Search code examples
pythonnlpnltkanalysis

Is there a function that allows me to determine if a text talks about a pre defined topic?


I want to write topic lists to check whether a review talks about one of the defined topics. It's important for me to write the topic lists myself and not use topic modeling to find possible topics.

I thought this is called dictionary analysis, but I can't find anything.

I have a data frame with reviews from amazon:

df = pd.DataFrame({'User': ['UserA', 'UserB','UserC'], 
'text': ['Example text where he talks about a phone and his charging cable',
 'Example text where he talks about a car with some wheels',
 'Example text where he talks about a plane']})

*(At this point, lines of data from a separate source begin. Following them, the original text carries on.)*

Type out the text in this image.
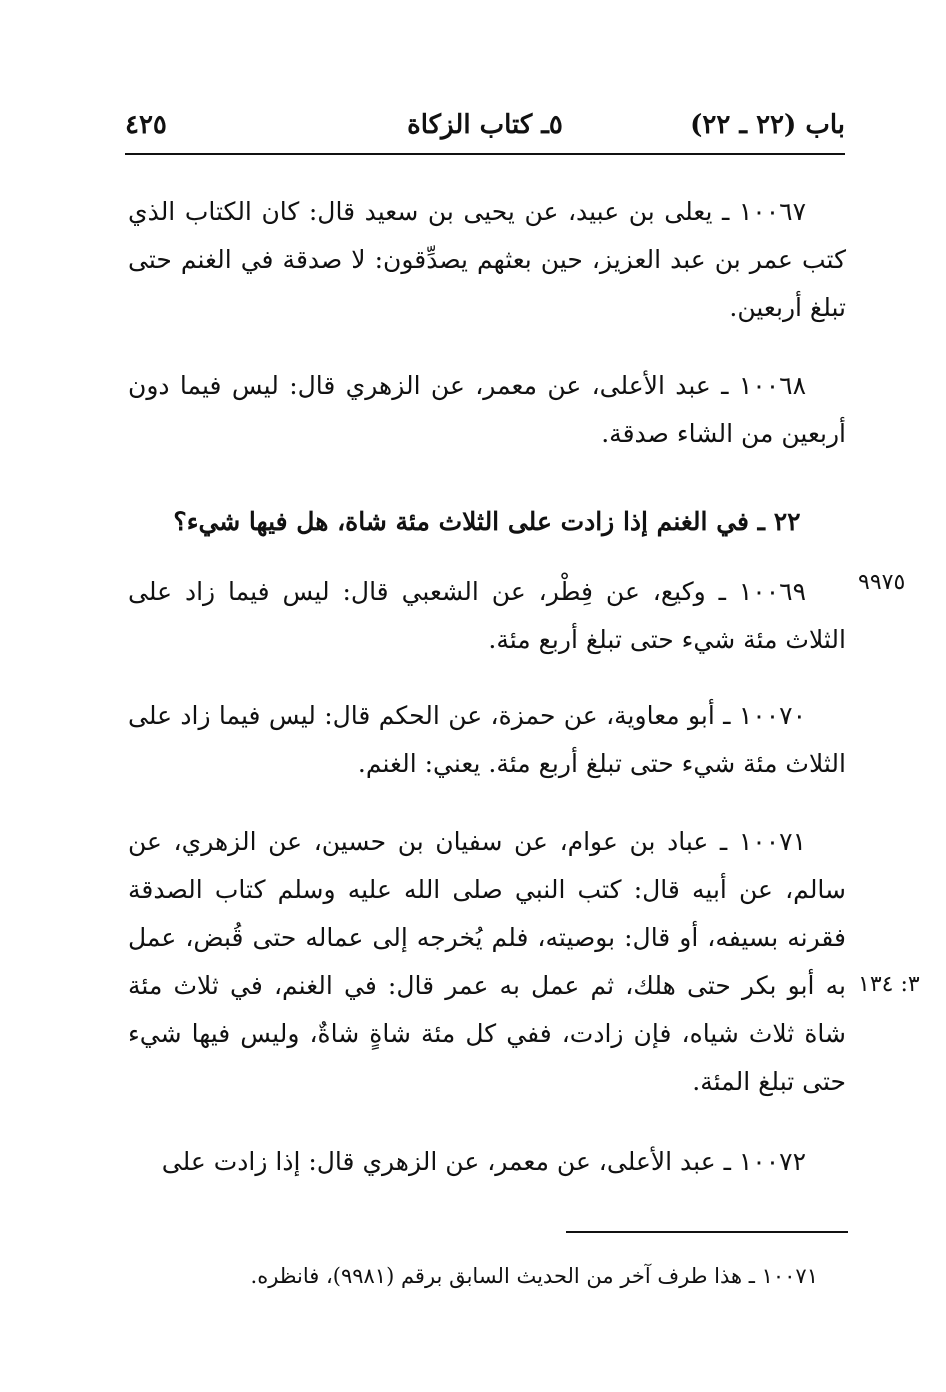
باب (٢٢ ـ ٢٢)
٥ـ كتاب الزكاة
٤٢٥

١٠٠٦٧ ـ يعلى بن عبيد، عن يحيى بن سعيد قال: كان الكتاب الذي كتب عمر بن عبد العزيز، حين بعثهم يصدِّقون: لا صدقة في الغنم حتى تبلغ أربعين.

١٠٠٦٨ ـ عبد الأعلى، عن معمر، عن الزهري قال: ليس فيما دون أربعين من الشاء صدقة.

٢٢ ـ في الغنم إذا زادت على الثلاث مئة شاة، هل فيها شيء؟

٩٩٧٥

١٠٠٦٩ ـ وكيع، عن فِطْر، عن الشعبي قال: ليس فيما زاد على الثلاث مئة شيء حتى تبلغ أربع مئة.

١٠٠٧٠ ـ أبو معاوية، عن حمزة، عن الحكم قال: ليس فيما زاد على الثلاث مئة شيء حتى تبلغ أربع مئة. يعني: الغنم.

١٠٠٧١ ـ عباد بن عوام، عن سفيان بن حسين، عن الزهري، عن سالم، عن أبيه قال: كتب النبي صلى الله عليه وسلم كتاب الصدقة فقرنه بسيفه، أو قال: بوصيته، فلم يُخرجه إلى عماله حتى قُبض، عمل به أبو بكر حتى هلك، ثم عمل به عمر قال: في الغنم، في ثلاث مئة شاة ثلاث شياه، فإن زادت، ففي كل مئة شاةٍ شاةٌ، وليس فيها شيء حتى تبلغ المئة.

٣: ١٣٤

١٠٠٧٢ ـ عبد الأعلى، عن معمر، عن الزهري قال: إذا زادت على

١٠٠٧١ ـ هذا طرف آخر من الحديث السابق برقم (٩٩٨١)، فانظره.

Now I want to define topic lists:

phone = ['phone', 'cable', 'charge', 'charging', 'call', 'telephone']
car = ['car', 'wheel','steering', 'seat','roof','other car related words']
plane = ['plane', 'wings', 'turbine', 'fly']

The result of the method should be 3/12 for the "phone" topic of the first review (3 words of the topic list where in the review which has 12 words) and 0 for the other two topics.

The second review would result in 2/11 for the "car" topic and 0 for the other topics and for the third review 1/8 for the "plane" topic and 0 for the others.

Results as a list:

phone_results = [0.25, 0, 0]
car_results = [0, 0.18181818182, 0]
plane_results = [0, 0, 0.125]

Of course I would only use lowercase wordstems of the reviews which makes defining topics easier, but this should not be of concern now.

Is there a method for this or do I have to write one? Thank you in advance!


Solution

  • NLP can be quite deep, but for something about the ratio of known words, you could probably do something more basic. For example:

    word_map = {
        'phone': ['phone', 'cable', 'charge', 'charging', 'call', 'telephone'],
        'car': ['car', 'wheels','steering', 'seat','roof','other car related words'],
        'plane': ['plane', 'wings', 'turbine', 'fly']
    }
    sentences = [
         'Example text where he talks about a phone and his charging cable',
         'Example text where he talks about a car with some wheels',
         'Example text where he talks about a plane'
    ]
    
    for sentence in sentences:
        print '==== %s ==== ' % sentence
        words = sentence.split()
        for prefix in word_map:
            match_score = 0
            for word in words:
                if word in word_map[prefix]:
                    match_score += 1
            print 'Prefix: %s | MatchScore: %.2fs' % (prefix, float(match_score)/len(words)) 
    

    And you'd get something like this:

    ==== Example text where he talks about a phone and his charging cable ==== 
    Prefix: phone | MatchScore: 0.25s
    Prefix: plane | MatchScore: 0.00s
    Prefix: car | MatchScore: 0.00s
    ==== Example text where he talks about a car with some wheels ==== 
    Prefix: phone | MatchScore: 0.00s
    Prefix: plane | MatchScore: 0.00s
    Prefix: car | MatchScore: 0.18s
    ==== Example text where he talks about a plane ==== 
    Prefix: phone | MatchScore: 0.00s
    Prefix: plane | MatchScore: 0.12s
    Prefix: car | MatchScore: 0.00s
    

    This is a basic example of course, and words sometimes don't end in spaces -- it could be commas, periods, etc. So you'd want to take that into account. And also the tense I can "phone" someone or "phoned", or "phoning", but also we wouldn't want a word such as "phonetic" to get mixed up. So it gets pretty tricky on edge cases, but for a very basic working(!) example, I would see if you can do it in python without using a natural language library. And eventually, if it doesn't meet your use case, you can start testing them out.

    Beyond that you can look at something like Rasa NLU or nltk.